Joe David Kezer, a former finance director at Buchanan Automotive’s Sarasota Ford, alleges that the dealership used false information to qualify “customers who were less than credit-worthy” and “power booked” used cars, “listing options and equipment that were not in fact on the car for the purpose of increasing the loan value.” Kezer’s lawsuit, filed in Sarasota County Circuit Court, says some lenders were aware of the fraudulent applications, but approved them anyway because the dealership provided them up-front payments ranging from $95 to $4,000 per deal. These bank fees were not disclosed to customers, Kezer alleges.

Douglas Lyons, a consumer attorney who represents Kezer and other former Buchanan Automotive employees, said a judge has ordered Kezer’s case into arbitration, and Thornton’s case is still pending in Pasco County Circuit Court.

Spokespeople for Buchanan’s company and his congressional office could not be reached for comment.
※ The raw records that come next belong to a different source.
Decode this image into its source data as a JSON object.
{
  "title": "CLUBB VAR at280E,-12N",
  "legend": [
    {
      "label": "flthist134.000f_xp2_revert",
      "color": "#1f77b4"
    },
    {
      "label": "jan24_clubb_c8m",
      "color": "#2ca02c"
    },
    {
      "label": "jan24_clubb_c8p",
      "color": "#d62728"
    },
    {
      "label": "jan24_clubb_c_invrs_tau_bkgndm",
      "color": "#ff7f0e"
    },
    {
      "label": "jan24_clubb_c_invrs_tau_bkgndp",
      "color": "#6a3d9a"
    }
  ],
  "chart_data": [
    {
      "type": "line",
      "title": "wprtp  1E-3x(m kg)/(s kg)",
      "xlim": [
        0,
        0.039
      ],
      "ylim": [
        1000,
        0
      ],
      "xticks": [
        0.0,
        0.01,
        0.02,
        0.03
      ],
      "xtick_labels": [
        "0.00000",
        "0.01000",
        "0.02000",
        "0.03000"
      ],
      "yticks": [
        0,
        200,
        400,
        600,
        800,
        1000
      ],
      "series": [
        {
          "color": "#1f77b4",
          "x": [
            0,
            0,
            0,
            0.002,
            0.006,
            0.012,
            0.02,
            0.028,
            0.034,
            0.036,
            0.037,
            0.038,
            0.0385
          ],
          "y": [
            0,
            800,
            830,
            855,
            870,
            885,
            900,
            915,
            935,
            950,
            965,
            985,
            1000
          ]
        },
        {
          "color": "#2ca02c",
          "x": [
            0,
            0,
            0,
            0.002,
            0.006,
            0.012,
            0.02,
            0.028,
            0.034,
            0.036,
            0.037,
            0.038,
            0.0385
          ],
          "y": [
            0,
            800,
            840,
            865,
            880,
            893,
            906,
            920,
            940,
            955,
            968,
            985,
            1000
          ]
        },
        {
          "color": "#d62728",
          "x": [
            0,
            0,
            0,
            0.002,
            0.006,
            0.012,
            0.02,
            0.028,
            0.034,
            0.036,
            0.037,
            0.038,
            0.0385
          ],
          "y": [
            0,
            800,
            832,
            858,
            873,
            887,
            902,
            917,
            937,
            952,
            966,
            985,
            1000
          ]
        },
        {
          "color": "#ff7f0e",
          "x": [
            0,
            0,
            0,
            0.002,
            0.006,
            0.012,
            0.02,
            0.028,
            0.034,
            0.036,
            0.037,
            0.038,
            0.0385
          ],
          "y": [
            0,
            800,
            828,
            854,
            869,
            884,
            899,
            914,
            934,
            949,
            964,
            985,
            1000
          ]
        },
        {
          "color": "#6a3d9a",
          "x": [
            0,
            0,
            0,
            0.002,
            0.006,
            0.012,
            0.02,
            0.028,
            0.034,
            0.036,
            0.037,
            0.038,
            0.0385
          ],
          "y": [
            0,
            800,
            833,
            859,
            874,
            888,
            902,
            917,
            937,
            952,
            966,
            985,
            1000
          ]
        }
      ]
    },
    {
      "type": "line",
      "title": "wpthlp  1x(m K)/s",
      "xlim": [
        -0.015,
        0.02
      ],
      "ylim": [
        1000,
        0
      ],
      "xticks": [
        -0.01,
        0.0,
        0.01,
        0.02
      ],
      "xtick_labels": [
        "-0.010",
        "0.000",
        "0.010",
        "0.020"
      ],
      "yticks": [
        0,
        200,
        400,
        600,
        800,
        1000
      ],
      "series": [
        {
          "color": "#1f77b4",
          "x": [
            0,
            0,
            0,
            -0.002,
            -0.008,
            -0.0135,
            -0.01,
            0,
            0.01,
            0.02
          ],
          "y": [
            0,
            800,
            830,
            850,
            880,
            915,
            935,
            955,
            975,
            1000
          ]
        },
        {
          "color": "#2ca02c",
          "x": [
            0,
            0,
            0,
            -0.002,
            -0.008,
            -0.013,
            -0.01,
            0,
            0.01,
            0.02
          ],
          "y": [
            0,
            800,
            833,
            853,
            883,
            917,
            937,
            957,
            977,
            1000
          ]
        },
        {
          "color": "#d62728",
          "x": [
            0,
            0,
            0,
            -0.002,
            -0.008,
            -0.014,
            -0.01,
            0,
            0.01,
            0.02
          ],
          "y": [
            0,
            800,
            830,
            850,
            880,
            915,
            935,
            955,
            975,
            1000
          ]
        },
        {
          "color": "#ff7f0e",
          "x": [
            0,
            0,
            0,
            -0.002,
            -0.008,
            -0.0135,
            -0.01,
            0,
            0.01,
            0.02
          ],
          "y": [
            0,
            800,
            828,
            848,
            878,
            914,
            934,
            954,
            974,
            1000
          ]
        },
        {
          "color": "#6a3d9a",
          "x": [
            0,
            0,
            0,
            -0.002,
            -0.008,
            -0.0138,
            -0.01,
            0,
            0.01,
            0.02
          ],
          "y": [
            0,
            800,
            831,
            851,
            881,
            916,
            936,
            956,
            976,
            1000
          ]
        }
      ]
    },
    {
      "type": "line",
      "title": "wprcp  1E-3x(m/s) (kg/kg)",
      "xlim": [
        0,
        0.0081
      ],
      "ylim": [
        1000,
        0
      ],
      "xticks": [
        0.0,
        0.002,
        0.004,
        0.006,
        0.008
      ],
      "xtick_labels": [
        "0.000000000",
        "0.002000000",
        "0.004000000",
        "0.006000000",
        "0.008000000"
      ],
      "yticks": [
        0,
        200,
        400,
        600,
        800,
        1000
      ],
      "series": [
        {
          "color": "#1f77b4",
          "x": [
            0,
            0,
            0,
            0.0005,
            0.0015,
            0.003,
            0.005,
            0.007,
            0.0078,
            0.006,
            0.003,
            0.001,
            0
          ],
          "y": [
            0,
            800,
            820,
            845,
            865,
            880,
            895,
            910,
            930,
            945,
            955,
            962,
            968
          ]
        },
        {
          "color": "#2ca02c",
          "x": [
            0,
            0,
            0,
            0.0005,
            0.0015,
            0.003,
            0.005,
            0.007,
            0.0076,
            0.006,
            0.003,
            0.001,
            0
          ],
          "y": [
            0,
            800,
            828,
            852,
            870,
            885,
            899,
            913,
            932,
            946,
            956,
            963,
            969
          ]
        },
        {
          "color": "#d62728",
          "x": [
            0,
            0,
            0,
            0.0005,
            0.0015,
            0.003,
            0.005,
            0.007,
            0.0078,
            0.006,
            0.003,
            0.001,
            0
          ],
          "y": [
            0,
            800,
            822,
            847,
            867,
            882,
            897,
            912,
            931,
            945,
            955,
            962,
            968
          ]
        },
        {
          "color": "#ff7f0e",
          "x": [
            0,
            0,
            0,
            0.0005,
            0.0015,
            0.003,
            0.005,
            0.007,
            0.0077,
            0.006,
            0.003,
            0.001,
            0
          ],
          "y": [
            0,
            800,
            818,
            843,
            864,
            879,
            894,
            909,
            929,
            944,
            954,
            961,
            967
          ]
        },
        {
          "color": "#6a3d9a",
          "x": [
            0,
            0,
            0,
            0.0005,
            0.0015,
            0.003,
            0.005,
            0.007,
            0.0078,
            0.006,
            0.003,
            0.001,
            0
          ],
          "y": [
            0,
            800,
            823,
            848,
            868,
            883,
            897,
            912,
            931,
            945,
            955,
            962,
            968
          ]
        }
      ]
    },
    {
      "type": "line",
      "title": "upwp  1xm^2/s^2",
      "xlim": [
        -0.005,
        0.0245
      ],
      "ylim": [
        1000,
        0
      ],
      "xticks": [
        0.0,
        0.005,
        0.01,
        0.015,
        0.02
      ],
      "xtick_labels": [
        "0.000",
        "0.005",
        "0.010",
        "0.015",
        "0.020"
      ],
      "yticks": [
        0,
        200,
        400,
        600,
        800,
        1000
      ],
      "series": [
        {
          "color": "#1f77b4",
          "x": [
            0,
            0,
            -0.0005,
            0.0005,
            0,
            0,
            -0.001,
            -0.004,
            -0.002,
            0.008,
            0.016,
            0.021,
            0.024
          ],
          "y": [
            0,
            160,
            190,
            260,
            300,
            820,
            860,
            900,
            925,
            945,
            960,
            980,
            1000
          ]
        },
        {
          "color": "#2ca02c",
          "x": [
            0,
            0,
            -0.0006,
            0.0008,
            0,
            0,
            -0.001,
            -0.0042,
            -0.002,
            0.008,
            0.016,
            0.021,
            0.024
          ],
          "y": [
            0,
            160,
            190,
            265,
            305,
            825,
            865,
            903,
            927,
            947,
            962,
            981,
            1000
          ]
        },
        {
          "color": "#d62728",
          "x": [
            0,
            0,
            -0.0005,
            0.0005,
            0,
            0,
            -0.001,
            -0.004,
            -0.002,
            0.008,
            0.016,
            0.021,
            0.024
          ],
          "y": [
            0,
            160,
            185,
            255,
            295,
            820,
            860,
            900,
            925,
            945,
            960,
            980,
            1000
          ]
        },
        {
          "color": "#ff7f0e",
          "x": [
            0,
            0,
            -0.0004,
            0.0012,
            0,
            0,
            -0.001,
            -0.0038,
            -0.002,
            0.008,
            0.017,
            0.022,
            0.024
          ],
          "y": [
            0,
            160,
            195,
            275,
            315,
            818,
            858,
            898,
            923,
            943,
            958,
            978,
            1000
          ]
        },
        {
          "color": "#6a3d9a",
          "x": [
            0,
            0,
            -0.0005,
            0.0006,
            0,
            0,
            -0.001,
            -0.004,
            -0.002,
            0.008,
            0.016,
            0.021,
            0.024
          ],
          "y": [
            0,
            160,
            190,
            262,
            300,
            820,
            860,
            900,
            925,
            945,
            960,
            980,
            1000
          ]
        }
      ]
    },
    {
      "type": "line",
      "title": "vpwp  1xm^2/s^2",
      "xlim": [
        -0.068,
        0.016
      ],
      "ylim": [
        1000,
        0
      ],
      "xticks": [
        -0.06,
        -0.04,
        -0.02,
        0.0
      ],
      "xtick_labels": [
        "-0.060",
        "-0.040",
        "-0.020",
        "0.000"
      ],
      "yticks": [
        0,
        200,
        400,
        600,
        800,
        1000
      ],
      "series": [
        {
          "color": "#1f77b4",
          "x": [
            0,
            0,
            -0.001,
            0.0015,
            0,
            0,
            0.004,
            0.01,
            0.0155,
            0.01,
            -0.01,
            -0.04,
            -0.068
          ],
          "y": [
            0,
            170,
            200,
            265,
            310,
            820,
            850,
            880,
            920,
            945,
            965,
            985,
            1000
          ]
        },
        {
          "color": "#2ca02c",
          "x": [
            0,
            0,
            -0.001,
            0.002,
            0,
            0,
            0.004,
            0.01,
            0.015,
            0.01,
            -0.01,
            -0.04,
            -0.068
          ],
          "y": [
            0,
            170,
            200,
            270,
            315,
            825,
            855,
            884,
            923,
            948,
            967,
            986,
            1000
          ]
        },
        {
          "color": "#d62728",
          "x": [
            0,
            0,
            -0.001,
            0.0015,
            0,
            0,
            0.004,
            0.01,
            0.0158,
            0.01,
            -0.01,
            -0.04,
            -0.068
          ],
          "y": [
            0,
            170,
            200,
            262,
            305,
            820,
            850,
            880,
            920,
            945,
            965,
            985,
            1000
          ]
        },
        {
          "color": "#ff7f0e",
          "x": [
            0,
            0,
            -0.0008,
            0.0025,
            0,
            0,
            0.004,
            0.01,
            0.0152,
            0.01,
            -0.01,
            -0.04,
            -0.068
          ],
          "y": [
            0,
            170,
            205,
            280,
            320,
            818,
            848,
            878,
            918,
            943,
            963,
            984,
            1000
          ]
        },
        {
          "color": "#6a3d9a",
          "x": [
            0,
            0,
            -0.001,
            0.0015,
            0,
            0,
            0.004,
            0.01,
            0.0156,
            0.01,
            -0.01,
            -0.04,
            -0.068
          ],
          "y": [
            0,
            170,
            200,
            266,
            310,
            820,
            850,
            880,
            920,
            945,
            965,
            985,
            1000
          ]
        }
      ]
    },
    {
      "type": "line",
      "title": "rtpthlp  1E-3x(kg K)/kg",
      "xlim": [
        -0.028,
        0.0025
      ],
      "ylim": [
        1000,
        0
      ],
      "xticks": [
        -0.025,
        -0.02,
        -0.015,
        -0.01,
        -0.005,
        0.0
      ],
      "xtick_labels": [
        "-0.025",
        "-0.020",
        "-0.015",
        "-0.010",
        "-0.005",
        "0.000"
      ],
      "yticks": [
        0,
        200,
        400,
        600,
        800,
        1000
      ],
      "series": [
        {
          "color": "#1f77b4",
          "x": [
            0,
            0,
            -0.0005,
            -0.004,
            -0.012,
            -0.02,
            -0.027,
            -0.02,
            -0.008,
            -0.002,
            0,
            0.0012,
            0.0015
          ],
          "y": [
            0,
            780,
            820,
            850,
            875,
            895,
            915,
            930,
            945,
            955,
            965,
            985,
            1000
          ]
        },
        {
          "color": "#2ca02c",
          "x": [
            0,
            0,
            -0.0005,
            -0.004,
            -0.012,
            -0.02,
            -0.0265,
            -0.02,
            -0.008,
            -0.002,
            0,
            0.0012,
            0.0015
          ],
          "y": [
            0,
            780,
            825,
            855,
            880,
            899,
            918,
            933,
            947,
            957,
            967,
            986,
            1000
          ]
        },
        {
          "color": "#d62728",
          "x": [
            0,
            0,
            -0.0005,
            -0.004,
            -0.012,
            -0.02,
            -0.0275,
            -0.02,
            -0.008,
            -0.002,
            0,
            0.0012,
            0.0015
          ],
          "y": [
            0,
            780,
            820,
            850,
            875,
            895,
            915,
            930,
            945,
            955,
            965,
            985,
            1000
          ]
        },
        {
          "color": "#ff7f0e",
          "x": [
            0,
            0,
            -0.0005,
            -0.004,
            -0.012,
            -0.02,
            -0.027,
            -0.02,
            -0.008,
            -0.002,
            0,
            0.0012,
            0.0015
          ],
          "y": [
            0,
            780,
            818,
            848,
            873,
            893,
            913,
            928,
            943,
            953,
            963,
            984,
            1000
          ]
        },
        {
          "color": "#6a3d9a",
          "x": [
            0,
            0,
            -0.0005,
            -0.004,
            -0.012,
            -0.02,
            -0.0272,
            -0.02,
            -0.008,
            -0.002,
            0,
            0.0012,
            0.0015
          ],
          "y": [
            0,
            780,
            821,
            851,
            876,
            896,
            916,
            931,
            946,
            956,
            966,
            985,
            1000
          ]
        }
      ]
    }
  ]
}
When Kezer’s case was filed in 2008, a top official with Buchanan Automotive called his claim that the dealer doctored official paperwork “a very false statement.” In court filings, Buchanan’s attorney has said that a flurry of lawsuits targeted at Buchanan’s dealerships were part of a smear campaign against Buchanan. In response to Thornton’s lawsuit, a spokesman told the Sarasota Herald-Tribune that “Vern is busy being a congressman, and this is a corporate matter,” adding that Thornton’s case was “just another in a series of politically-timed lawsuits.”

Staff writer Joe Eaton contributed to this article.